2017年3月25日 星期六

Commemoration of 918

Before the Japanese invasion of Manchuria in 1931, a Kwantung Army (KA, spear head of the Imperial Japanese Army) agent in Beijing reported that if China united, its potent Northeastern Army (NA) in Manchuria could have withstood the KA of only 11,000 men, and jeopardized the Japanese aggressive intentions farther south from Manchuria.  The NA of nearly a quarter million was the best-trained and equipped troop of China, including 25 infantry brigades, 6 cavalry brigades and 10 artillery regiments.  Being exposed to accumulated Japanese havoc with their homeland, NAs fur-hatted soldiers demanded putting up a fight with their modern arsenal of 200 warplanes, 20 tanks and 4,000 machine guns.

But the Chinese Generalissimo Chiang Kai-Shek showed no intention of resisting invasions; he manipulated it.  Under his “nonresistance policy” to the Japanese, Chiang turned on his political rivals and blocked the NA from gaining any opposition or voice within Manchuria.  To remain in line with Chiang’s controversial stance, the NA commander Zhang Xue-Liang (張學良, son of NA’s founder) urged his men not to defy and to store away any weapons for self-defense.  On September 18, 1931, 600 KA men proceeded to crush 8,000 disarmed garrisons in the North Barrack near Mukden, with minimal difficulty.  In five months the KA had overrun all major northeastern Chinese cities.
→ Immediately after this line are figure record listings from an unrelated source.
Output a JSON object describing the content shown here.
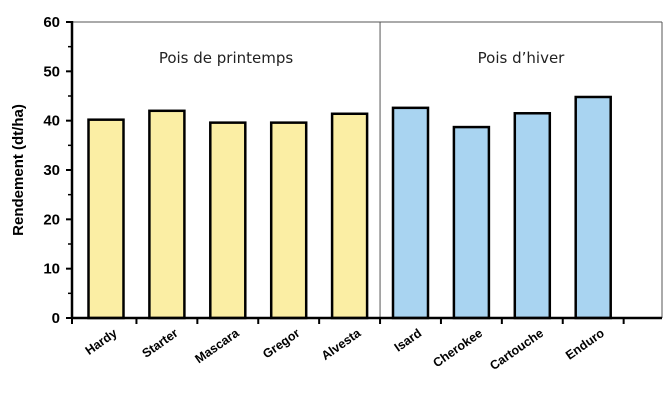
{
  "chart_data": {
    "type": "bar",
    "ylabel": "Rendement (dt/ha)",
    "xlabel": "",
    "ylim": [
      0,
      60
    ],
    "yticks": [
      "0",
      "10",
      "20",
      "30",
      "40",
      "50",
      "60"
    ],
    "grid": false,
    "categories": [
      "Hardy",
      "Starter",
      "Mascara",
      "Gregor",
      "Alvesta",
      "Isard",
      "Cherokee",
      "Cartouche",
      "Enduro"
    ],
    "values": [
      40.2,
      42.0,
      39.6,
      39.6,
      41.4,
      42.6,
      38.7,
      41.5,
      44.8
    ],
    "groups": [
      {
        "label": "Pois de printemps",
        "color": "#fbeea4",
        "indices": [
          0,
          1,
          2,
          3,
          4
        ]
      },
      {
        "label": "Pois d’hiver",
        "color": "#a9d4f1",
        "indices": [
          5,
          6,
          7,
          8
        ]
      }
    ]
  }
}
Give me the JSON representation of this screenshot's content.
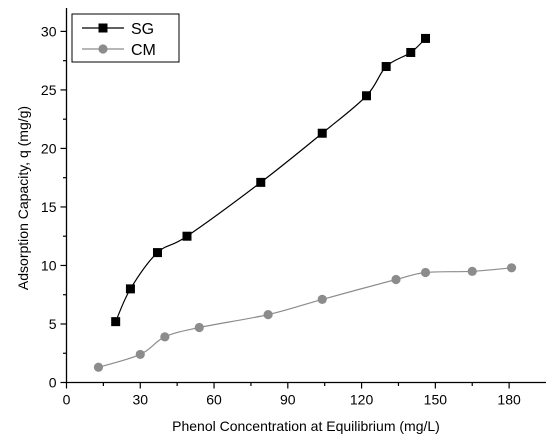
{
  "chart_data": {
    "type": "line",
    "title": "",
    "xlabel": "Phenol Concentration at Equilibrium (mg/L)",
    "ylabel": "Adsorption Capacity, q (mg/g)",
    "xlim": [
      0,
      195
    ],
    "ylim": [
      0,
      32
    ],
    "xticks": [
      0,
      30,
      60,
      90,
      120,
      150,
      180
    ],
    "xtick_labels": [
      "0",
      "30",
      "60",
      "90",
      "120",
      "150",
      "180"
    ],
    "yticks": [
      0,
      5,
      10,
      15,
      20,
      25,
      30
    ],
    "ytick_labels": [
      "0",
      "5",
      "10",
      "15",
      "20",
      "25",
      "30"
    ],
    "grid": false,
    "legend_position": "top-left",
    "series": [
      {
        "name": "SG",
        "color": "#000000",
        "marker": "square",
        "x": [
          20,
          26,
          37,
          49,
          79,
          104,
          122,
          130,
          140,
          146
        ],
        "y": [
          5.2,
          8.0,
          11.1,
          12.5,
          17.1,
          21.3,
          24.5,
          27.0,
          28.2,
          29.4
        ]
      },
      {
        "name": "CM",
        "color": "#8c8c8c",
        "marker": "circle",
        "x": [
          13,
          30,
          40,
          54,
          82,
          104,
          134,
          146,
          165,
          181
        ],
        "y": [
          1.3,
          2.4,
          3.9,
          4.7,
          5.8,
          7.1,
          8.8,
          9.4,
          9.5,
          9.8
        ]
      }
    ]
  }
}
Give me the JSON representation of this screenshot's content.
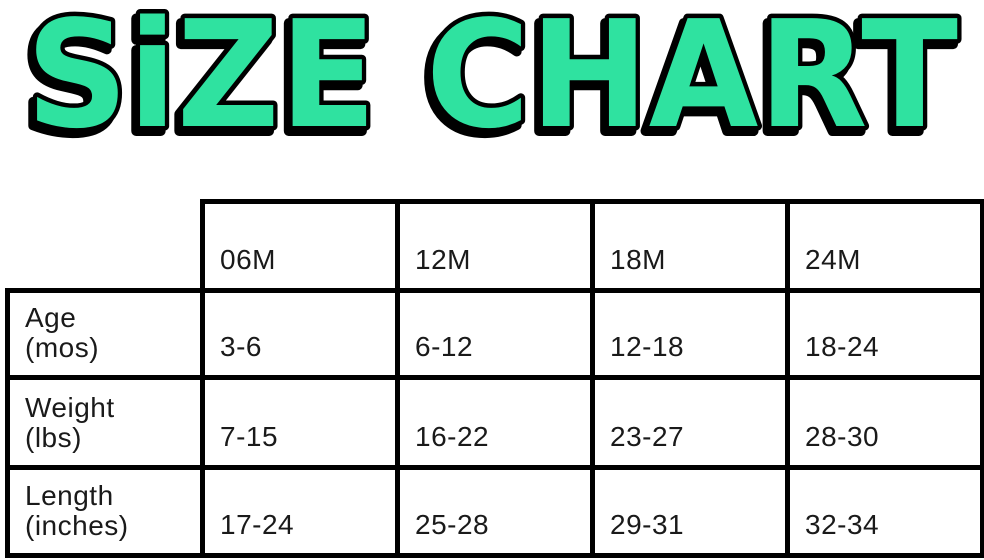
{
  "title": "SiZE CHART",
  "colors": {
    "title_fill": "#2FE2A0",
    "title_outline": "#000000",
    "table_border": "#000000",
    "text": "#1A1A1A",
    "background": "#FFFFFF"
  },
  "chart_data": {
    "type": "table",
    "title": "SiZE CHART",
    "columns": [
      "06M",
      "12M",
      "18M",
      "24M"
    ],
    "rows": [
      {
        "label": "Age (mos)",
        "label_line1": "Age",
        "label_line2": "(mos)",
        "values": [
          "3-6",
          "6-12",
          "12-18",
          "18-24"
        ]
      },
      {
        "label": "Weight (lbs)",
        "label_line1": "Weight",
        "label_line2": "(lbs)",
        "values": [
          "7-15",
          "16-22",
          "23-27",
          "28-30"
        ]
      },
      {
        "label": "Length (inches)",
        "label_line1": "Length",
        "label_line2": "(inches)",
        "values": [
          "17-24",
          "25-28",
          "29-31",
          "32-34"
        ]
      }
    ]
  }
}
To all Chinese 918 (09/18/1931) became the final goad to their wounded pride.  Expanding from Manchuria, the Japanese easily captured extensive Chinese resources to obliterate China; the NA's 42 grand prize aircraft re-painted with Hinomaru was the lead.  Chinese public opinion was highly critical of Zhang for his cowardice in his handling of the Japanese assault, while Chiang still focused his effort on eradicating the Chinese Communist guerrilla.  Though China became a shameful mess, there had been no shortage of ruler's VIP transports, which used the line of the Ford Tri-motor, Boeing Model-247, Sikorsky S-43, Douglas BT-32 Condor, C-54 Skymaster, and C-118 Liftmaster.  Amid the civil war, the Commies forced Chiang fled Mainland in a C-54 (BuNo 42-72424) to Taiwan, December 10, 1949, where he reinstated and reformed an autocratic rule.